More than 1.6 million people are reported to have been infected by the novel coronavirus globally and deaths have topped 100,000 according to a Reuters tally.
Infections have been reported in 210 countries since the first cases were identified in China in December last year and British aid minister Anne-Marie Trevelyan said assisting the poorest nations now would help prevent the virus returning to the United Kingdom.

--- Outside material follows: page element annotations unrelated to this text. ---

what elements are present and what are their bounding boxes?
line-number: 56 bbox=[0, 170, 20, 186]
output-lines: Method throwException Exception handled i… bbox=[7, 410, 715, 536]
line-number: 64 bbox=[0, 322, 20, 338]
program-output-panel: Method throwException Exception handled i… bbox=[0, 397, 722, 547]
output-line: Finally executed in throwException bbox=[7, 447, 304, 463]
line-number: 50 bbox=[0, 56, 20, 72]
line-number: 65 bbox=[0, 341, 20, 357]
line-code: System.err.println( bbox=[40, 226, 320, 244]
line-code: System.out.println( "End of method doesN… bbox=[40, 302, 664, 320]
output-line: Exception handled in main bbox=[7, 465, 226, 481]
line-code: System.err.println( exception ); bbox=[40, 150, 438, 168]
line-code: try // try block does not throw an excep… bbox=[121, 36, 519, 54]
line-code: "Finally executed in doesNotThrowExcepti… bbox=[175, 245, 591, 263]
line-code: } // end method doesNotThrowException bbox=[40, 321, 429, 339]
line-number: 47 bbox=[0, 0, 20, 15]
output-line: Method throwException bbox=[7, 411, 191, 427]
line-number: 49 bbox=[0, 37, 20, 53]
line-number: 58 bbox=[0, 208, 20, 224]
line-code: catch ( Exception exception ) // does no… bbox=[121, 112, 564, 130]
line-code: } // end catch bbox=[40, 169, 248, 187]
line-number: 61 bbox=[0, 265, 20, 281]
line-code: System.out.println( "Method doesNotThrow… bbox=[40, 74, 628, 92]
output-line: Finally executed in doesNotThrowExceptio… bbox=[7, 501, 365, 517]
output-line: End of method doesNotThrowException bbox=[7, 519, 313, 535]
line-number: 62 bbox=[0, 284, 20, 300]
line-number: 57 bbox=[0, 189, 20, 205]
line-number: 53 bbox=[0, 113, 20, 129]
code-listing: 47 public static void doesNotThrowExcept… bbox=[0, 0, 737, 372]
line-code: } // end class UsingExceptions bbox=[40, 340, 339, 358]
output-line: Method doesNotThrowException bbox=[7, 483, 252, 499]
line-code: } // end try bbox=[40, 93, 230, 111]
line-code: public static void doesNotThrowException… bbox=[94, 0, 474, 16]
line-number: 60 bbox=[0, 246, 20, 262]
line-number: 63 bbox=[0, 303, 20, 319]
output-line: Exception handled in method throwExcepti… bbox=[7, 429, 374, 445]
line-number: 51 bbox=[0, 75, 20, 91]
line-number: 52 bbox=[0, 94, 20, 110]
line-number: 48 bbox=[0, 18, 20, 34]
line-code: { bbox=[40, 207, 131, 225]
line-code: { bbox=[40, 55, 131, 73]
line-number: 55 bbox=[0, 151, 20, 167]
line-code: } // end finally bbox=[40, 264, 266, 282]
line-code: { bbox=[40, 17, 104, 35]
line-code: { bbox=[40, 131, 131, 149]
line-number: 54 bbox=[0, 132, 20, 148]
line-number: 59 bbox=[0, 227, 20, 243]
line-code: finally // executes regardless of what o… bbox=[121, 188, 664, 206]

Britain has reported almost 10,000 deaths from the coronavirus so far, the fifth highest national number globally.
“While our brilliant doctors and nurses fight coronavirus at home, we’re deploying British expertise and funding around the world to prevent a second deadly wave reaching the UK,” Trevelyan said in a statement.
“Coronavirus does not respect country borders so our ability to protect the British public will only be effective if we strengthen the healthcare systems of vulnerable developing countries too.”
The British government said 130 million pounds would go to United Nations’ agencies, with 65 million for the WHO. Another 50 million pounds would go to the Red Cross to help war-torn and hard to reach areas, and 20 million pounds going to other organisations and charities.
The cash would help areas with weak health systems such as war-ravaged Yemen, which reported its first case on Friday, and Bangladesh, which is hosting 850,000 Rohingya refugees in crowded camps, it said.
Britain’s support for the WHO contrasts with the view of U.S. President Donald Trump who has criticised its handling of the COVID-19 pandemic with suggestions his administration might re-evaluate U.S. funding
“The United Kingdom’s generous contribution is a strong statement that this is a global threat that demands a global response,” Tedros Adhanom Ghebreyesus, WHO’s Director General said.
“We are all in this together, which means protecting health around the world will help to protect the health of people in the UK.”